Training Group’s support battalion welcomes new commander, Stefanchik

United States Army John F. Kennedy Special Warfare Center and School
Story by Caroline Goins

Date: 06.24.2011
Posted: 06.27.2011 15:38
News ID: 72850

FORT BRAGG, N.C. —The 1st Special Warfare Training Group (Airborne) held a change of command ceremony for its support battalion June 24 on Fort Bragg’s John F. Kennedy Plaza.

Lt. Col. John T. Corley, the battalion’s outgoing commander, passed command of the unit to Lt. Col. Michael Stefanchik, a Special Forces officer reporting to Fort Bragg from Washington, D.C., where he served as a liaison officer in the U.S. Special Operations Command’s Washington office.

“[Stefanchik] is no stranger to war, or this group,” said Col.
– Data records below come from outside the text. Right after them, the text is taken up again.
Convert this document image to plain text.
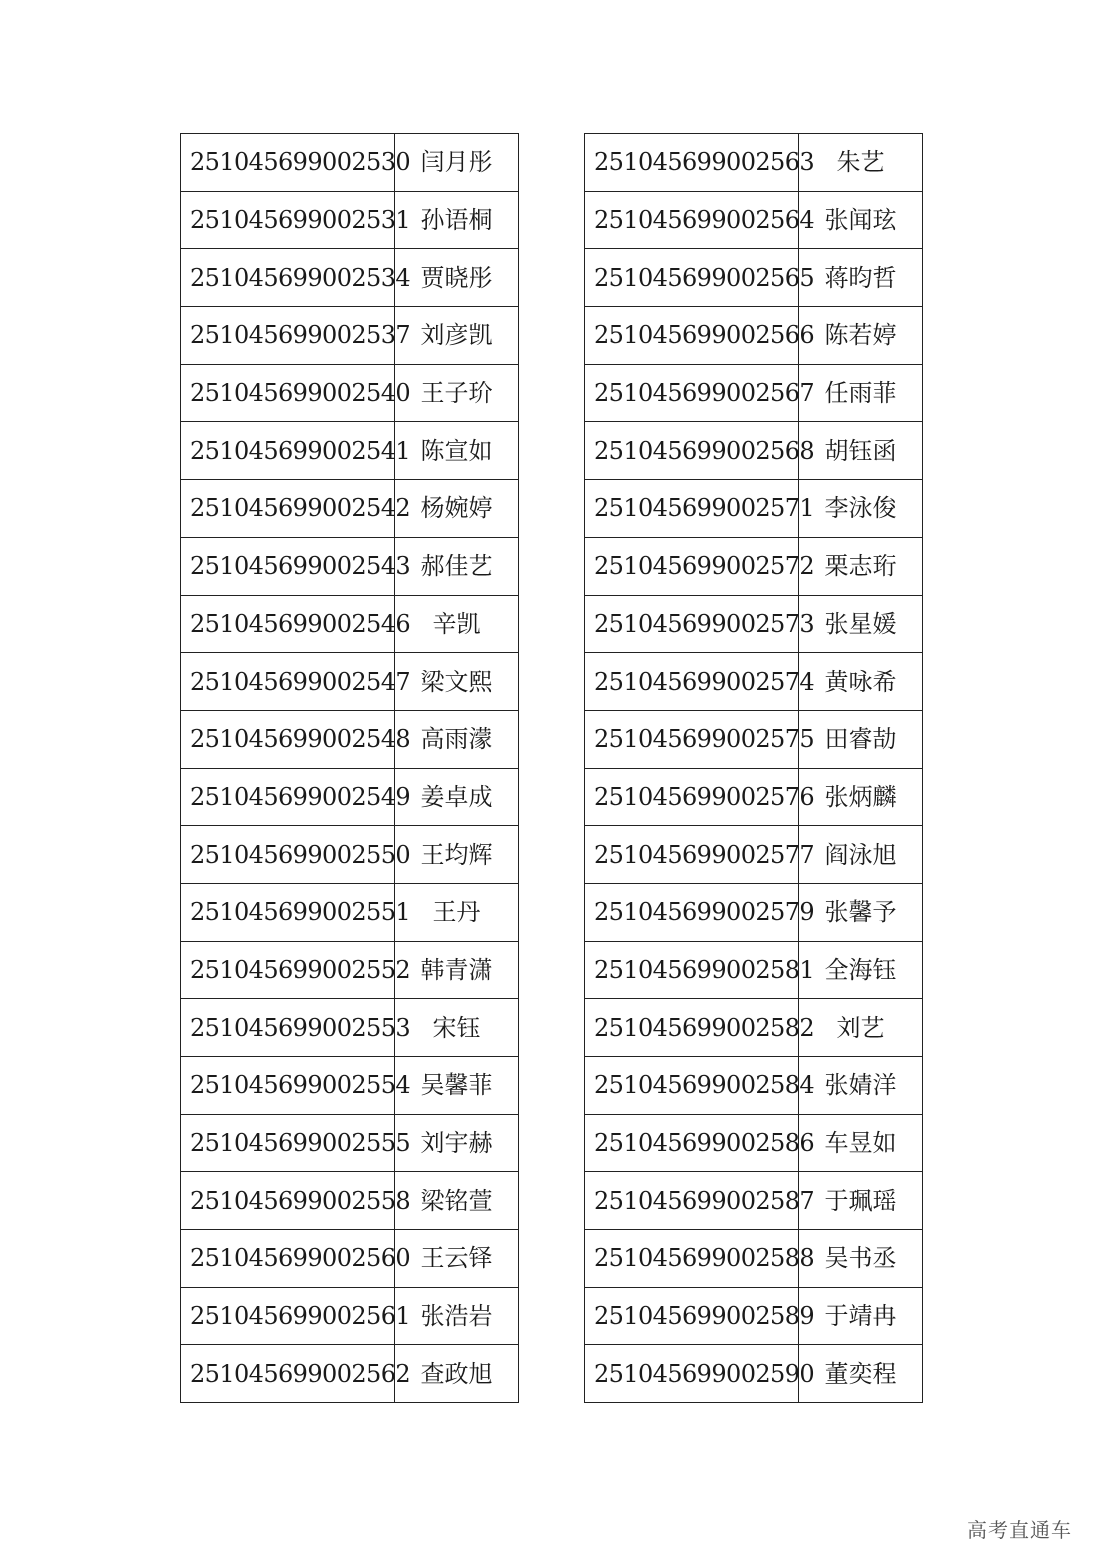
251045699002530	闫月彤
251045699002531	孙语桐
251045699002534	贾晓彤
251045699002537	刘彦凯
251045699002540	王子玠
251045699002541	陈宣如
251045699002542	杨婉婷
251045699002543	郝佳艺
251045699002546	辛凯
251045699002547	梁文熙
251045699002548	高雨濛
251045699002549	姜卓成
251045699002550	王均辉
251045699002551	王丹
251045699002552	韩青潇
251045699002553	宋钰
251045699002554	吴馨菲
251045699002555	刘宇赫
251045699002558	梁铭萱
251045699002560	王云铎
251045699002561	张浩岩
251045699002562	查政旭
251045699002563	朱艺
251045699002564	张闻玹
251045699002565	蒋昀哲
251045699002566	陈若婷
251045699002567	任雨菲
251045699002568	胡钰函
251045699002571	李泳俊
251045699002572	栗志珩
251045699002573	张星媛
251045699002574	黄咏希
251045699002575	田睿劼
251045699002576	张炳麟
251045699002577	阎泳旭
251045699002579	张馨予
251045699002581	全海钰
251045699002582	刘艺
251045699002584	张婧洋
251045699002586	车昱如
251045699002587	于珮瑶
251045699002588	吴书丞
251045699002589	于靖冉
251045699002590	董奕程
高考直通车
B. Ashton Naylor, Jr., who commands the 1st SWTG(A). “He’s deployed in combat to operations Desert Shield and Desert Storm, the liberation of Kuwait, operations in Haiti and Bosnia, and Operation Enduring Freedom.”
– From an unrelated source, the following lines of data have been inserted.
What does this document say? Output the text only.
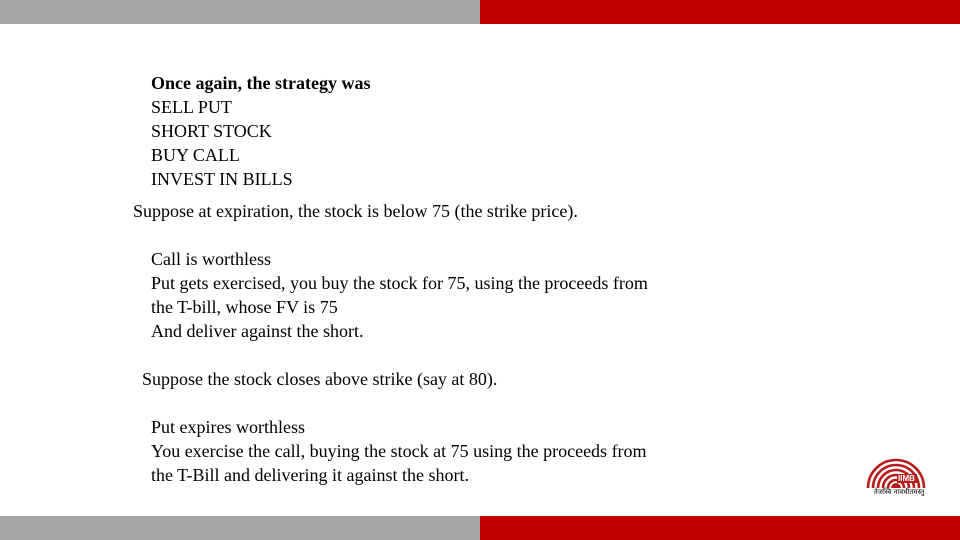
Once again, the strategy was

SELL PUT

SHORT STOCK

BUY CALL

INVEST IN BILLS

Suppose at expiration, the stock is below 75 (the strike price).

Call is worthless

Put gets exercised, you buy the stock for 75, using the proceeds from

the T-bill, whose FV is 75

And deliver against the short.

Suppose the stock closes above strike (say at 80).

Put expires worthless

You exercise the call, buying the stock at 75 using the proceeds from

the T-Bill and delivering it against the short.	IIMB
तेजस्वि नावधीतमस्तु
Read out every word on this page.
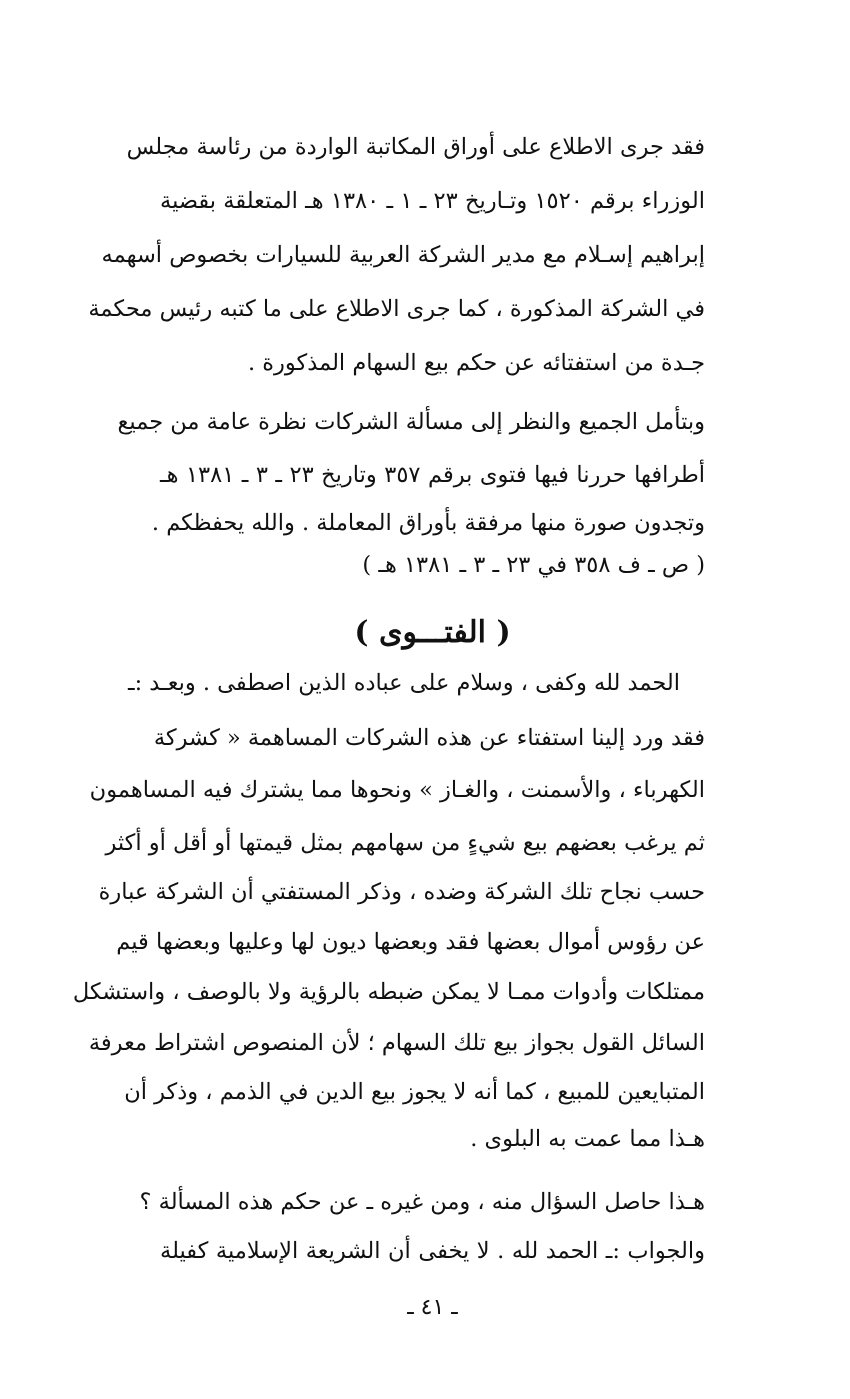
فقد جرى الاطلاع على أوراق المكاتبة الواردة من رئاسة مجلس
الوزراء برقم ١٥٢٠ وتـاريخ ٢٣ ـ ١ ـ ١٣٨٠ هـ المتعلقة بقضية
إبراهيم إسـلام مع مدير الشركة العربية للسيارات بخصوص أسهمه
في الشركة المذكورة ، كما جرى الاطلاع على ما كتبه رئيس محكمة
جـدة من استفتائه عن حكم بيع السهام المذكورة .
وبتأمل الجميع والنظر إلى مسألة الشركات نظرة عامة من جميع
أطرافها حررنا فيها فتوى برقم ٣٥٧ وتاريخ ٢٣ ـ ٣ ـ ١٣٨١ هـ
وتجدون صورة منها مرفقة بأوراق المعاملة . والله يحفظكم .
( ص ـ ف ٣٥٨ في ٢٣ ـ ٣ ـ ١٣٨١ هـ )
( الفتـــوى )
الحمد لله وكفى ، وسلام على عباده الذين اصطفى . وبعـد :ـ
فقد ورد إلينا استفتاء عن هذه الشركات المساهمة « كشركة
الكهرباء ، والأسمنت ، والغـاز » ونحوها مما يشترك فيه المساهمون
ثم يرغب بعضهم بيع شيءٍ من سهامهم بمثل قيمتها أو أقل أو أكثر
حسب نجاح تلك الشركة وضده ، وذكر المستفتي أن الشركة عبارة
عن رؤوس أموال بعضها فقد وبعضها ديون لها وعليها وبعضها قيم
ممتلكات وأدوات ممـا لا يمكن ضبطه بالرؤية ولا بالوصف ، واستشكل
السائل القول بجواز بيع تلك السهام ؛ لأن المنصوص اشتراط معرفة
المتبايعين للمبيع ، كما أنه لا يجوز بيع الدين في الذمم ، وذكر أن
هـذا مما عمت به البلوى .
هـذا حاصل السؤال منه ، ومن غيره ـ عن حكم هذه المسألة ؟
والجواب :ـ الحمد لله . لا يخفى أن الشريعة الإسلامية كفيلة
ـ ٤١ ـ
Stefanchik is also no stranger to 1st SWTG(A), or the U.S. Army John F. Kennedy Special Warfare Center and School. He completed the Special Forces Detachment Officer Qualification Course in 1994, and returned to SWCS in 1998 to become one of the command’s first small-group instructors for Special Forces Qualification Course officer training.

“He has all the qualities and experience to lead the Support Battalion here at SWCS,” Naylor said.

The Support Battalion provides logistical support to the instructors who educate Soldiers in the Army’s three special-operations branches: Special Forces, Civil Affairs and Military Information Support Operations. This logistical support includes administrative in- and out-processing, academic records-keeping, vehicle maintenance, transportation, electronic and communications equipment maintenance and repairs, food service and parachute rigging.

“Shortly after I took command of this unit, the U.S. Special Operations Command took measures to formally recognize the support of the many non-special-operations forces in the conduct of our wartime mission,” Corley said.

“The addition of the fifth declaration to the special-operations forces truths recognized the importance of the enablers and their contributions to mission success,” he said.

“Not to mischaracterize [Adm. Eric Olson’s] comments, he was speaking specifically about the joint services, engineers, intelligence analysts and the numerous other processions that contribute to special operations,” he said. “Nonetheless, I sense that it’s appropriate to extend the precept to the officers, non-commissioned officers, soldiers and civilians in the service of the Support Battalion,” he said.

Stefanchik told the soldiers and civilians within the battalion that they have done outstanding things in support of special-operations training.